Plain English cybersecurity advice in 3 articles, 2 statistics and 1 action.
This week: How a framework like NIST CSF or CIS Controls can turbo-charge your security efforts, how our teenagers are ending up with convictions for money laundering and supporting terrorism, and how the FBI fooled 800 criminals into telling them all about their drug deals and other criminal activities.
This week’s action: Tell your family to protect their bank accounts.
1: You can’t detect what you can’t see. A standardized framework could give you 20/20 vision
This article provides a useful insight into how organisations can move from a ‘sky is falling’ reactive response to proactive identification and containment of attacks. It also describes the benefits of aligning to a recognised cybersecurity framework. The article mentions the CIS Controls, but NIST CSF is also a valuable reference. I’ve also written about the pros and cons of Cyber Essentials in the past. Alignment to these frameworks will certainly uplift your security defences. They will also demonstrate to your clients, prospects and regulator that you have appropriate security measures in place. Managing the risk is one thing – Proving it is another.
“That call for a weekend war room is an experience that no CISO and their team want [..] Gaining visibility of threats and vulnerabilities is not easy, but it is fundamental. Can you see everything in the environment? Because if you cannot see it, you cannot react to it; if you cannot see it, you cannot mitigate it; if you can’t see it, you can’t plan for it. [..] The best security operations centers that confront security incidents often make use of a standardized framework that helps to define what security responses are needed [..] In fact, almost every significant cybersecurity incident—certainly that an organization like the FBI investigates—shows some kind of violation of the critical controls [defined in a standardized framework]”.
2: Yes, another article about ransomware. But this one is in plain English.
I know, you’re all sick of hearing about ransomware. But, but, but.. This article is an easy-read and explains why we’re hearing so much about these attacks now.

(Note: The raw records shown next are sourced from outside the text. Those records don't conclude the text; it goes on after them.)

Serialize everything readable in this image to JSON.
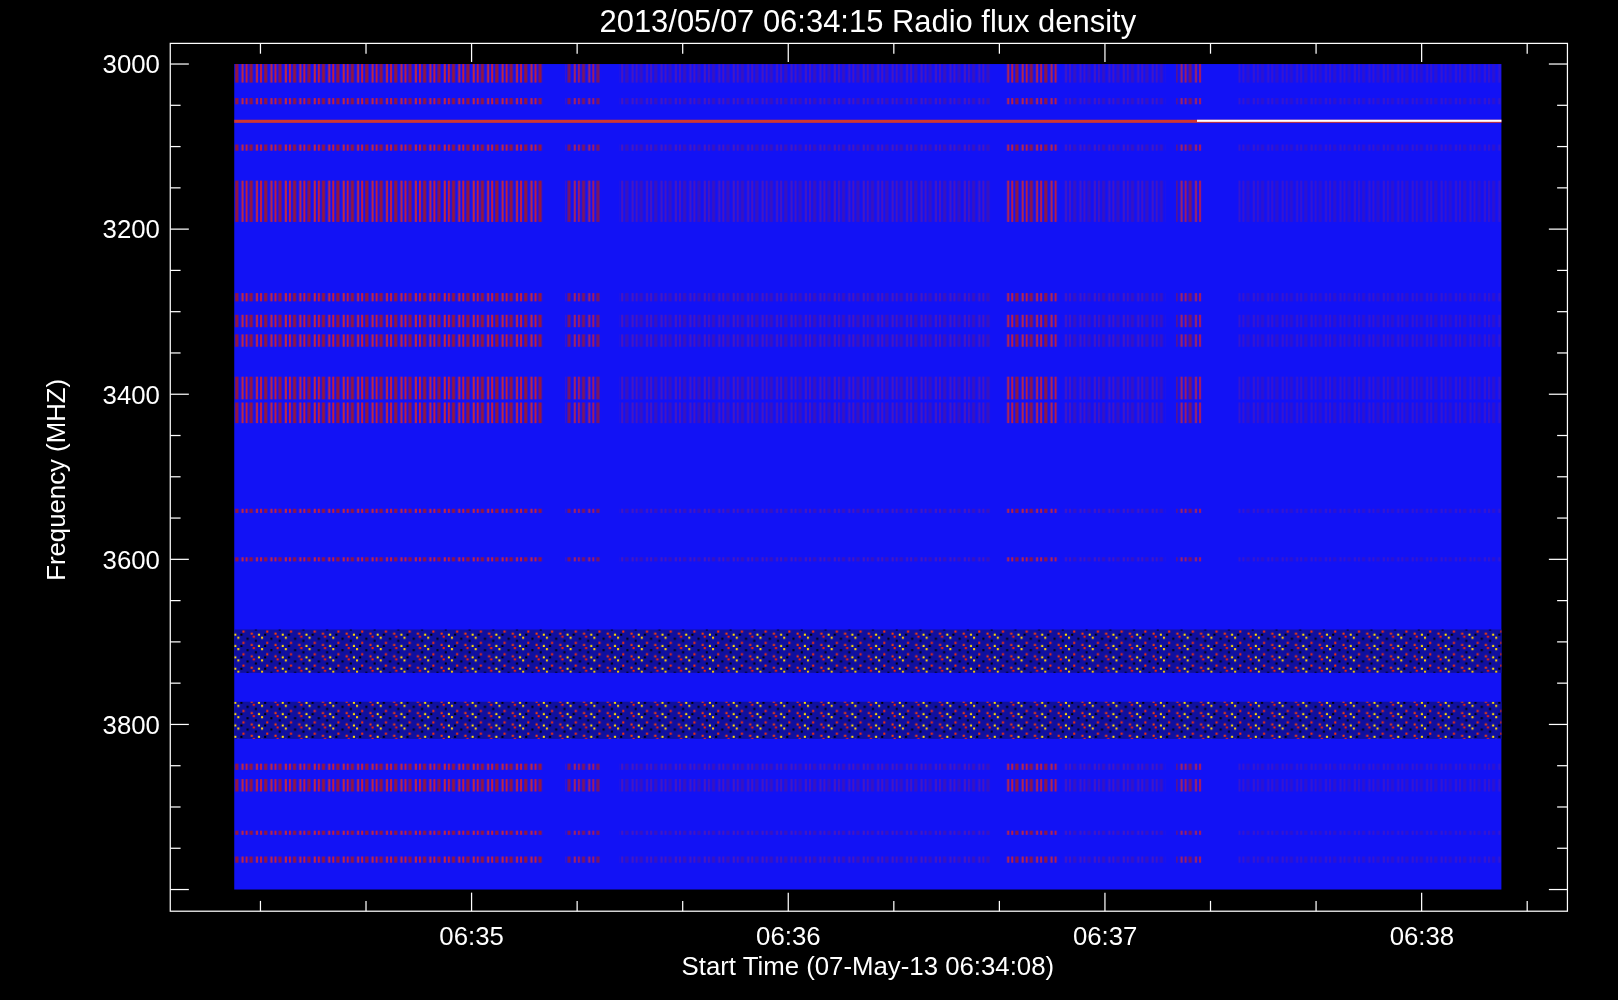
{
  "plot": {
    "title": "2013/05/07 06:34:15 Radio flux density",
    "y_axis": {
      "label": "Frequency (MHZ)",
      "ticks": [
        "3000",
        "3200",
        "3400",
        "3600",
        "3800"
      ]
    },
    "x_axis": {
      "label": "Start Time (07-May-13 06:34:08)",
      "ticks": [
        "06:35",
        "06:36",
        "06:37",
        "06:38"
      ]
    }
  }
}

Ransomware is now “a pandemic of a different variety [..] with hackers taking advantage of lax security measures for an easy payday. [..] Many experts still think that the worst may be ahead of us [..] [Ransomware] is relatively easy to execute: The most common tactics involve using software to get around security holes, or tricking users into downloading malware by pretending to be a source they trust. [..] Attacks happen for one reason and one reason only: They are profitable. If you make them unprofitable, the attacks will stop. [..] Following the money remains one of the most basic, yet powerful tools we have”.
3: How the younger generation are using their bank accounts today to limit their options tomorrow
The previous article leads us nicely into this article. Cyber criminals eventually need bank accounts if they want to convert the proceeds of their crime into real cash. And they frequently use the bank accounts of our family members. So, spread the word: Allowing someone else to use your bank account today is an effective way to limit your options tomorrow.
“Ciara handed him her [bank] card. [A year later], Ciara stood nervously before a judge in Dublin District Court and pleaded guilty to two counts of money laundering”.
“In Kerry, gardaí recently uncovered a network of 51 suspected money mules when they raided the home of an 18-year-old [..] The youngest was 16, most were in their late teens or early 20s and the oldest was 24”.
“All face possible convictions under the Money Laundering and Terrorist Financing Act.”
“It is one of the worst convictions they can have, because they are prosecuted under the Money Laundering and Terrorist Financing Act. It means you won’t get a visa to the US. You won’t get a visa to Canada. You will not pass vetting tests. You will not be allowed to be the treasurer of your local GAA club. You won’t get a job with a bank or a financial institution. Your credit rating will be impacted, which will impact on getting mortgages or loans. You are destroying your future with these convictions”.
An estimated 1,000 people in nearly every county in Ireland, mostly aged between 16 to early 20s, who are currently being investigated by Gardai for laundering money for criminals, with many recruited via Snapchat or social media. All face possible convictions under the Money Laundering and Terrorist Financing Act.
More than 800 suspected criminals in 18 countries have been arrested after being tricked into using an FBI-run encrypted messaging app, which allowed police to monitor their chats about drug smuggling, money laundering and murder plots.
Read more: https://www.bbc.com/news/world-57394831
ONE ACTION – If you do only one ‘cybersecurity’ thing this week, do this.
1: Spread the word: Don’t share your bank account
There are over 1000 young people in Ireland currently being investigated for money laundering offences. This is probably a small percentage of the total number involved in similar activity. I think it is reasonable to assume the majority are not active criminals – They are tempted into this by ‘easy money’. We all need to make sure we tell our family members and their friends that allowing someone else to use their bank account is easy, but it will make things very difficult for them in the future.